Divórcio Direto
Há muitos anos, quando iniciei meus estudos no Direito, tive um chefe no estágio que dizia: “não faz o menor sentido a lei obrigar as pessoas ficarem casadas; ora, se para se casarem elas apenas precisam expressar suas vontades, por que para se separarem elas precisam da autorização do Poder Judiciário?”
Basicamente, as irresignações eram de duas ordens: por que as pessoas podiam se casar no civil, mas precisavam ir ao Poder Judiciário para se separarem, e por que precisavam cumprir um período de separação de fato e um prazo mínimo para o seu requerimento?
Ora, não seria a vontade humana, ao lado do fato social, a formatadora do Direito?
Desde 2007, se consensual, e em determinadas situações, o divórcio pode ser realizado extrajudicialmente, sem passar pelo crivo do Poder Judiciário.
Posteriormente, a Emenda Constitucional 66 em 2010 colocou fim à discussão sobre atribuição de culpa pelo término do matrimônio e o cumprimento de qualquer requisito. Para se divorciar basta a vontade de não manter a relação conjugal, a mesma “vontade” que foi o motor da união, pouco importando sua motivação ou o cumprimento de qualquer requisito.
A partir de então o artigo 226, parágrafo 6º, da Constituição Federal autoriza o divórcio sem a necessidade de prévia separação de fato ou prazo mínimo para o seu requerimento, o que se conclui que é possível casar-se num dia e se separar, sem qualquer motivo, no minuto seguinte.
Pois bem, tudo isso não é mais novidade.
Por outro lado, o que talvez seja inusitado, mas não menos relevante, é a decretação judicial do divórcio sem a citação da parte contrária, como se decidiu em Santa Catarina sob o fundamento da exclusiva “vontade da parte”, refletindo um “direito potestativo” do cônjuge.
Evidentemente, questões como partilha de bens, guarda de filhos, alimentos, ficam reservadas a processos autônomos, mas o rompimento dos deveres de fidelidade e de mútua assistência é célere.
Não obstante, essa possibilidade evita o desgaste de um processo longo, com audiências indesejáveis e esperas ansiosas por um deslinde que não chega.
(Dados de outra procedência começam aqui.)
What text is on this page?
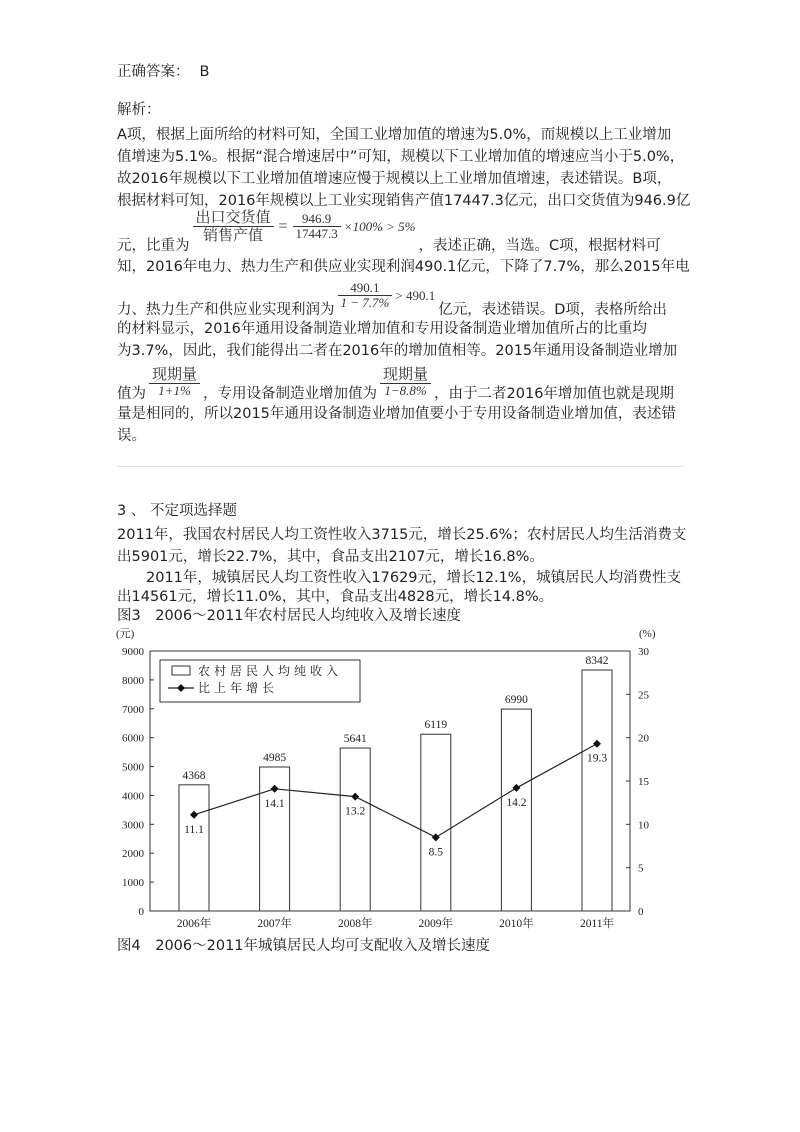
正确答案： B
解析：
A项，根据上面所给的材料可知，全国工业增加值的增速为5.0%，而规模以上工业增加
值增速为5.1%。根据“混合增速居中”可知，规模以下工业增加值的增速应当小于5.0%，
故2016年规模以下工业增加值增速应慢于规模以上工业增加值增速，表述错误。B项，
根据材料可知，2016年规模以上工业实现销售产值17447.3亿元，出口交货值为946.9亿
元，比重为
$\frac{\text{出口交货值}}{\text{销售产值}} = \frac{946.9}{17447.3} \times 100\% > 5\%$
，表述正确，当选。C项，根据材料可
知，2016年电力、热力生产和供应业实现利润490.1亿元，下降了7.7%，那么2015年电
力、热力生产和供应业实现利润为 $\frac{490.1}{1 - 7.7\%} > 490.1$
亿元，表述错误。D项，表格所给出
的材料显示，2016年通用设备制造业增加值和专用设备制造业增加值所占的比重均
为3.7%，因此，我们能得出二者在2016年的增加值相等。2015年通用设备制造业增加
值为 $\frac{\text{现期量}}{1+1\%}$ ，专用设备制造业增加值为 $\frac{\text{现期量}}{1-8.8\%}$ ，由于二者2016年增加值也就是现期
量是相同的，所以2015年通用设备制造业增加值要小于专用设备制造业增加值，表述错
误。
3 、 不定项选择题
2011年，我国农村居民人均工资性收入3715元，增长25.6%；农村居民人均生活消费支
出5901元，增长22.7%，其中，食品支出2107元，增长16.8%。
　　2011年，城镇居民人均工资性收入17629元，增长12.1%，城镇居民人均消费性支
出14561元，增长11.0%，其中，食品支出4828元，增长14.8%。
图3　2006～2011年农村居民人均纯收入及增长速度
(元)	(%)
9000
8000
7000
6000
5000
4000
3000
2000
1000
0
30
25
20
15
10
5
0
2006年	2007年	2008年	2009年	2010年	2011年
4368
4985
5641
6119
6990
8342
11.1
14.1
13.2
8.5
14.2
19.3
农村居民人均纯收入
比上年增长
图4　2006～2011年城镇居民人均可支配收入及增长速度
Representa, igualmente, um alento para aquelas pessoas que encontram óbice no capricho do parceiro que insiste em manter a relação conjugal a qualquer custo, àquelas que estão apenas formalmente casadas “no papel”, mas cujo cônjuge há muito está “desaparecido” do mapa, sem notícia de seu paradeiro, dificultando sua citação.
Essa luz que se colocou sobre o divórcio ainda pode evitar a dilapidação do patrimônio do casal por um dos cônjuges durante um casamento mantido “de fachada” em meio a incontáveis atos de violência doméstica física, moral, sexual, psicológica e, inclusive, patrimonial, ocasiões em que, não raro, tudo que a pessoa deseja é “se livrar” do martírio da vida em comum e preservar o mínimo de dignidade.
Sem dúvida, a decisão de Santa Catarina prestigia a autonomia privada no campo do direito existencial, e, em última análise, agiliza e facilita a efetivação de um direito de liberdade.